Invisible, Insatiable, Volonté, Vérité, Force, quel que fût son nom, comme je l'adorai, après l'avoir subie! Comme je l'avais entendue, j'avais moi-même été pleine de férocité et pleine de pitié, exécutrice et consolatrice, ivre et lucide, miroir et fantôme, et les heures, comme vagues à marée haute, avaient chanté, alternées... Les heures avaient mêlé gémissements désespérés et regards radieux, horreur et victoire, ses cris et les miens; elles avaient vu encore une fois s'unir nos membres haletants, nos corps qui s'étaient plu. Jeunesse, mon premier aimé, doux bras dont je dois arracher ma chair qui commençait à peine à apprendre la joie! Mourir, mourir! On ne peut, il faut se dépouiller de ce désir de consomption: oh! volupté! il faut vivre, la vie est plus cruelle que la mort; oh! lèvres que je ne baiserai jamais plus, yeux qui ne me verront jamais plus renversée et riante! Et ton coeur, ton coeur d'enfant qui m'écoute et devient homme! Tu es, toi qu'aujourd'hui j'abandonne, celui que j'ai tant attendu! Aujourd'hui que tu ne peux plus rien pour moi, je te rejette pour toujours loin de moi comme une chanson finie... La vie nous veut créateurs, comprends-tu? Elle monte et nous soulève. On ne sait plus si l'on jouit ou si l'on souffre. Elle veut qu'on se rebelle et en même temps qu'on s'incline. De même qu'on se donne puis qu'on se reprend pour que ne devienne pas mensonge ce qui a été vérité, que ne se traîne pas livide ce qui est né ardent... Oh! noeud de nos vies, sa dernière flamme est la plus haute. Nous nous sommes trouvés sur la terre pour nous faire éprouver l'un à l'autre cette souffrance, féconde plus que nul délice. Pour défier le vertige sur cette cime très haute. Tout est loin, et aussi ce qu'on a décidé: tout est petit en comparaison de cette notre ultime étreinte, de la force qui, de moi est passée en toi, du sommeil que tu cueilles sur mon coeur, ô mon enfant...

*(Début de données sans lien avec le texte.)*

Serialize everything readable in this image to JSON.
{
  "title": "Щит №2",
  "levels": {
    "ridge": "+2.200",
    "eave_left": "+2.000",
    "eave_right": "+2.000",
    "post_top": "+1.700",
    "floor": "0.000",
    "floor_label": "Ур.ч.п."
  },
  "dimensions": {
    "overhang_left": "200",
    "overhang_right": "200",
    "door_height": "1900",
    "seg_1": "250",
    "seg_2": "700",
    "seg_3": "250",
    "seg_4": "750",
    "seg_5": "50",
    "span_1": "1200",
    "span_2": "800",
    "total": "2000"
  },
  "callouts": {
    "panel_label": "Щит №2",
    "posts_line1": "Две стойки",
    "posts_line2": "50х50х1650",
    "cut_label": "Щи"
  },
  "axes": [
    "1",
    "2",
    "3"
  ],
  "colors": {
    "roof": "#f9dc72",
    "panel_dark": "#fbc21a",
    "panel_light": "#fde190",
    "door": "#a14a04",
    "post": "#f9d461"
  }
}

Sommeil sur quoi je veillai. La mer chantait. Immobile, j'adorais et je pleurais. Une de mes larmes tomba sur son front; il ouvrit les yeux et dit: "Elle est chaude comme du sang. Tu m'as marqué pour toujours. Je te bénis!"

LE NOM

L'Humilité m'environne.

Profonde comme les ombres violettes dans la vallée couronnée de nuages d'argent.

Je suis née au milieu d'août, dans le Piémont. Mais peut-être au ciel, en ce mien premier matin, se tenaient suspendus de grands fantômes blancs et, dans la campagne d'Assise, où ma mère avait passé jeune épousée dans le clair vallon fleuri où je voudrais mourir, peut-être toute la suavité de la terre se vêtait de violettes.

Humilité, sentiment de femme, vraiment sentiment maternel. Sommet de l'être qui s'est exprimé en toute sa puissance et s'est transmis. Victoire extatique! Si l'orgueil fut nécessaire, ah! triste chose! maintenant, il a disparu. Les ailes inquiètes de l'âme se reploient.

"Je suis à vous," écrivis-je à André; "mais n 'allez pas vous tromper, aimez-moi dans la vérité, quelle qu'elle soit."